Monday, 9 March 2009

Milad-un-Nabi and the Gandhian Charka

By Syed Akbar
As the Muslim world celebrates the Milad-un-Nabi, birthday of Holy Prophet Hazrat Muhammad, old timers in Hyderabad recall how the Gandhian "Charka" had changed the living standards of people in the Islamic holy cities of Mecca and Medina before Independence.
Scores of "Charka" experts from Hyderabad went to Medina, the city of the Prophet, to train the local Arabs in the art of making thread and weaving cloth. Some Hyderabadis also went to Mecca, the city of Allah, with the Gandhian mission of providing livelihood to the poor through Charka.
As the poor people of Mecca and Medina could not master the art of making thread on the Charka despite several training sessions by expert Hyderabadis, it was then decided that the local Arabs be trained in weaving cloth.
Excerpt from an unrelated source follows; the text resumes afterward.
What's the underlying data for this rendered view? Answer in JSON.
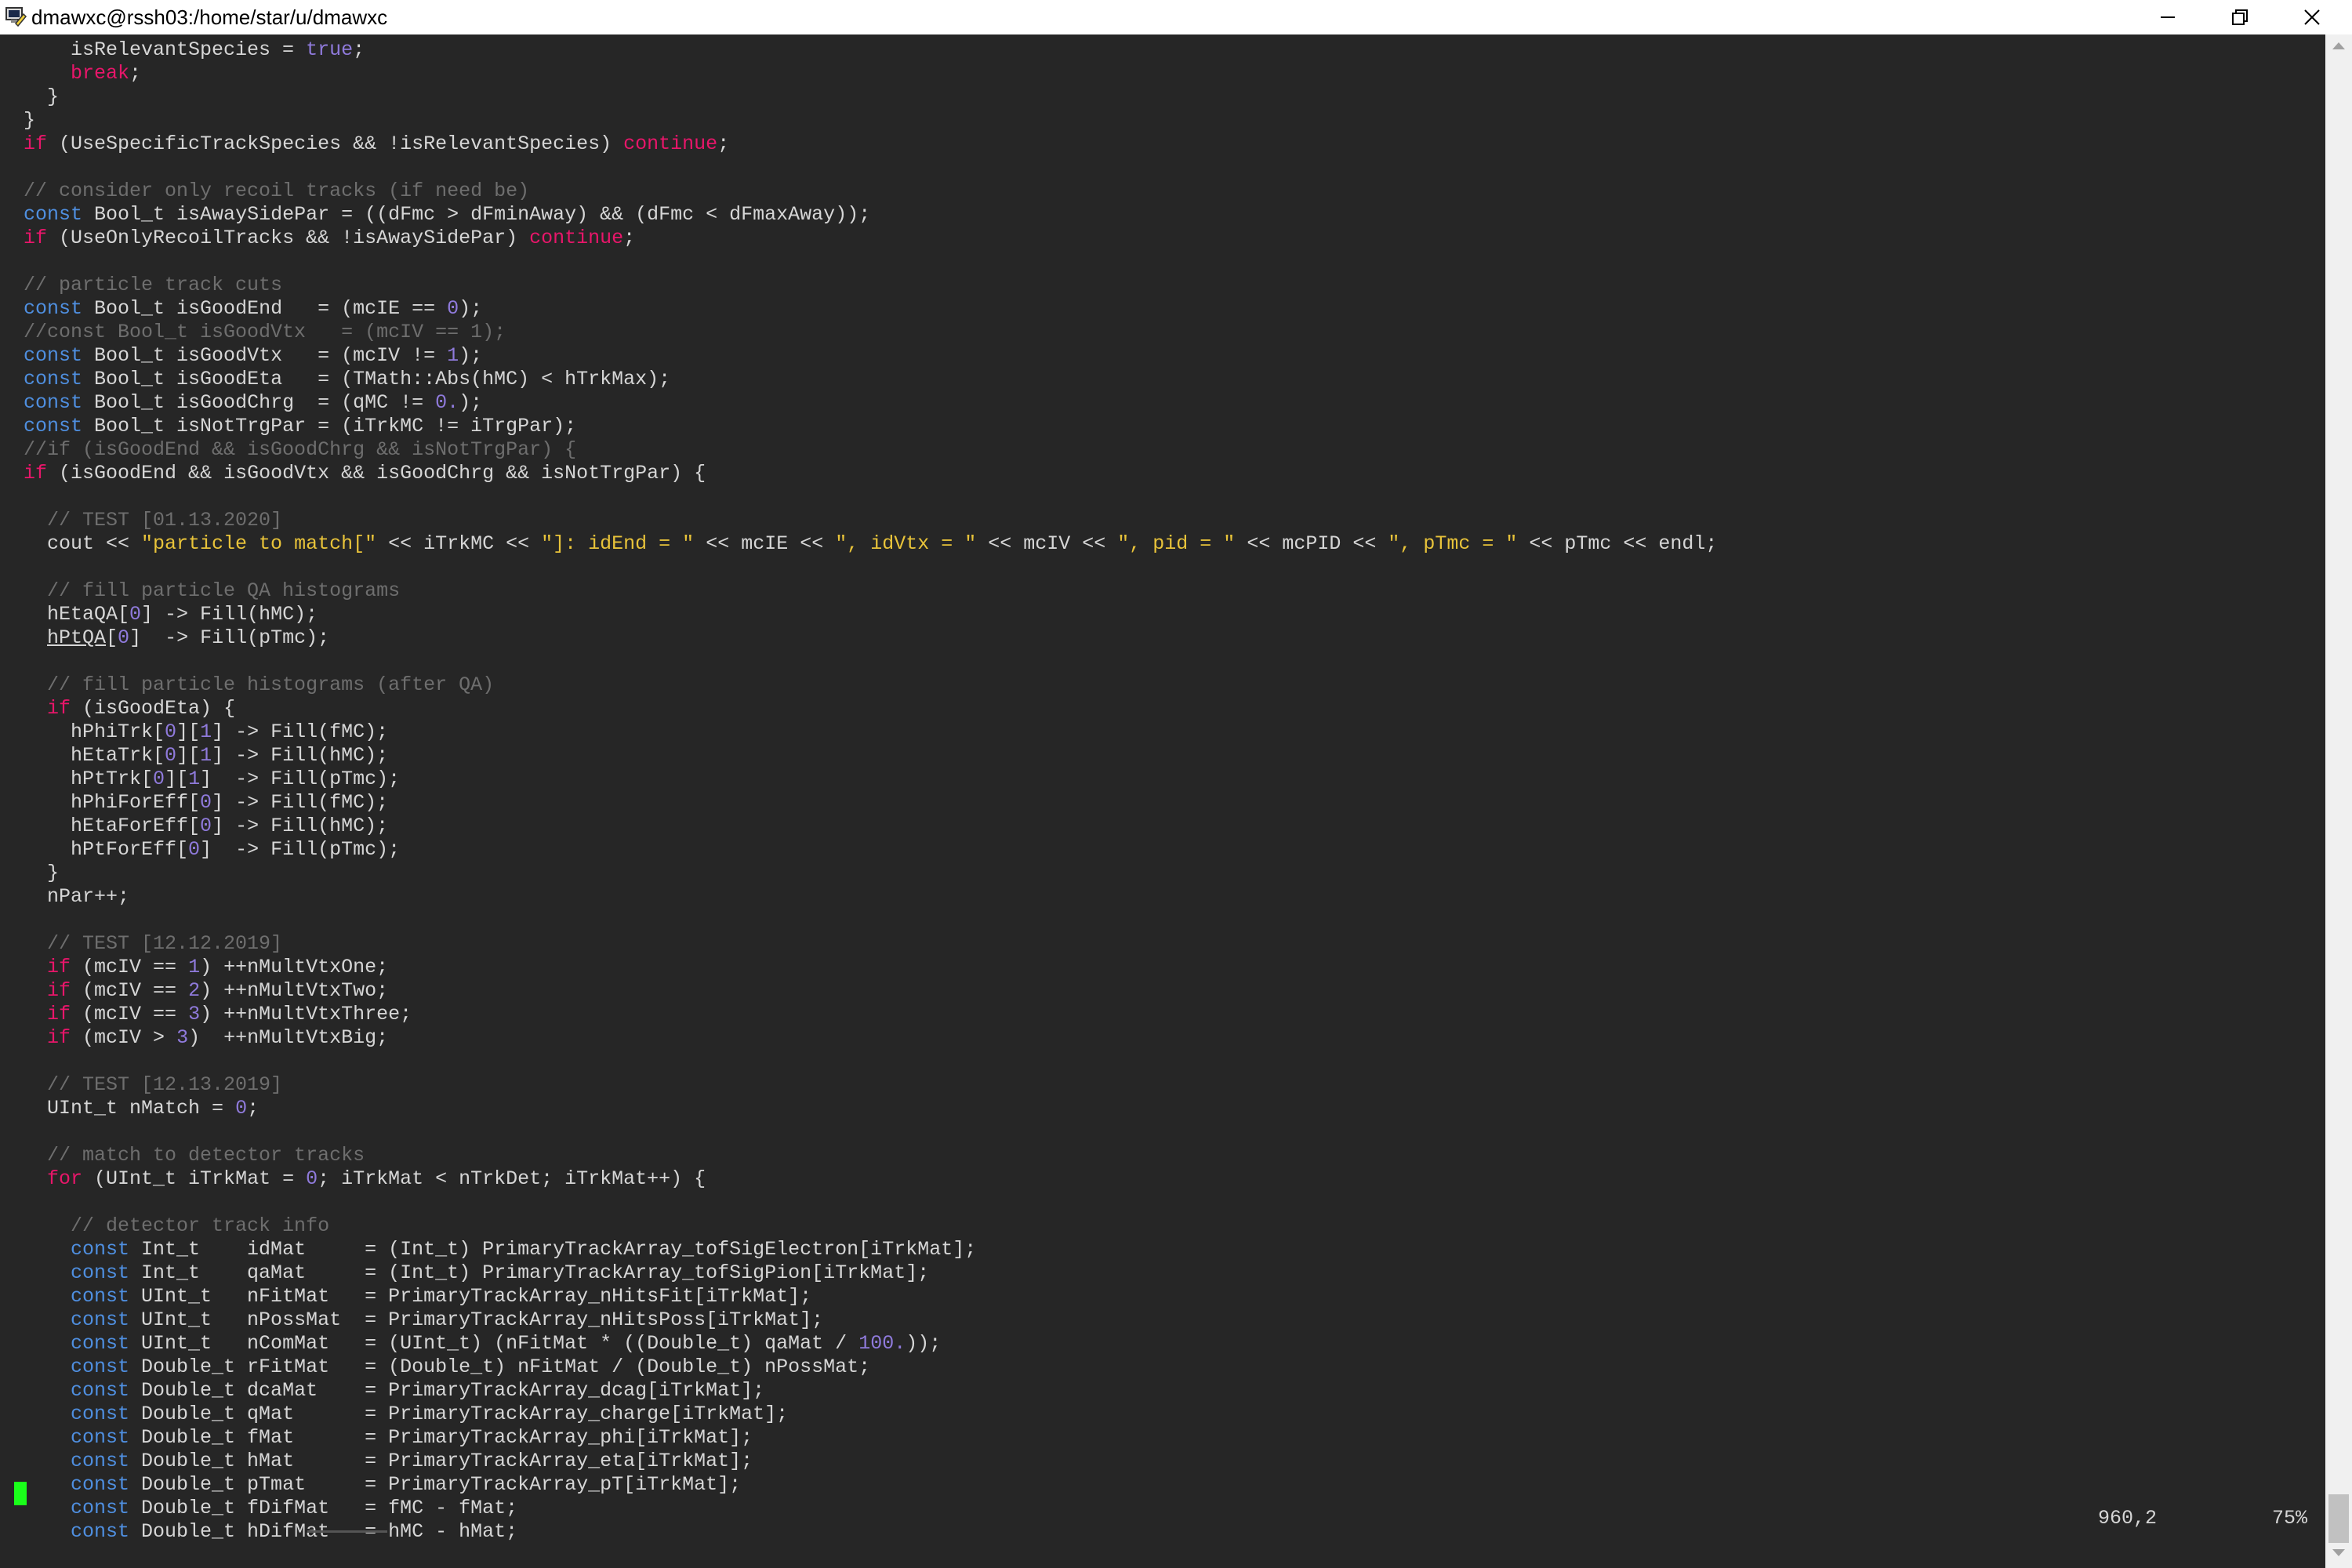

Hyderabadis then carried with them what is known as "Kargha" (a type of loom) to weave Khadi cloth.
Incidentally, it was Hyderabad which provided the first-ever power generation facility in Masjid-al-Haram in Mecca and Masjid-un-Nabavi in Medina in 1936. Then Nizam of Hyderabad Mir Osman Ali Khan and some members of the noble Paigah family donated the two generators that illuminated the Islamic shrines in the otherwise dark desert nights.
According to eminent educationist KM Arifuddin, in 1932 Shaik Abdullah, then prime minister of Kashmir, the Nawab of Chattari and then prime minister of Hyderabad held a meeting and formed what came to be known as "Anjuman Parcha Bafi Harmain Sharieff". Arifuddin is presently the secretary of the Anjuman. The purpose of the Anjuman or society was to help the poor people of the two Islamic holy cities. The Anjuman acquired properties and the rents accrued from them were sent to Mecca and Medina as charity.
"Later the society felt that sending money will not serve the purpose well. So it decided to give training to the local Arabs in hand weaving industry. A unit was set up in Medina and it functioned till 1945. After Independence and oil discovery in Saudi Arabia Hyderabadis stopped sending funds or training the locals in hand weaving," says Arifuddin.
Former IAS officer Hasnuddin Ahmad says the Gandhian Charka and Kargha had changed the living standards of the Arabs in those days.
"The cloth produced from handlooms was not of superior or fine quality. The cloth was coarse in nature. The Arab people had marketing problems. The Hyderabadis came out with a solution. It was suggested that the cloth could be used as "kafan" (shroud) to cover the dead. The Arabs used to dip the cloth in the holy waters of Zamzam (a perennial well in the precincts of the Sacred Mosque in Mecca) and sold it to the pilgrims from around the world during Haj or Umra," Ahmad observes.
The Rubat (accommodation) in Mecca and Medina is another contribution of Hyderabadis, according to senior Urdu journalist Syed Fazil Hussain Parvez.
Keeping the long association with the Islamic holy cities, the synonyms of peace and love, Hyderabadis have been observing Milad-un-Nabi as "anti-terrorism day" to drive home the message that Islam means peace and the ill actions of a handful of Muslims cannot reflect on the community at large.

1 comment:

junaith khan said...

How do you know that Members of nobles Paigah Family also donated generators that illuminated the Islamic shrines. Please give references to it.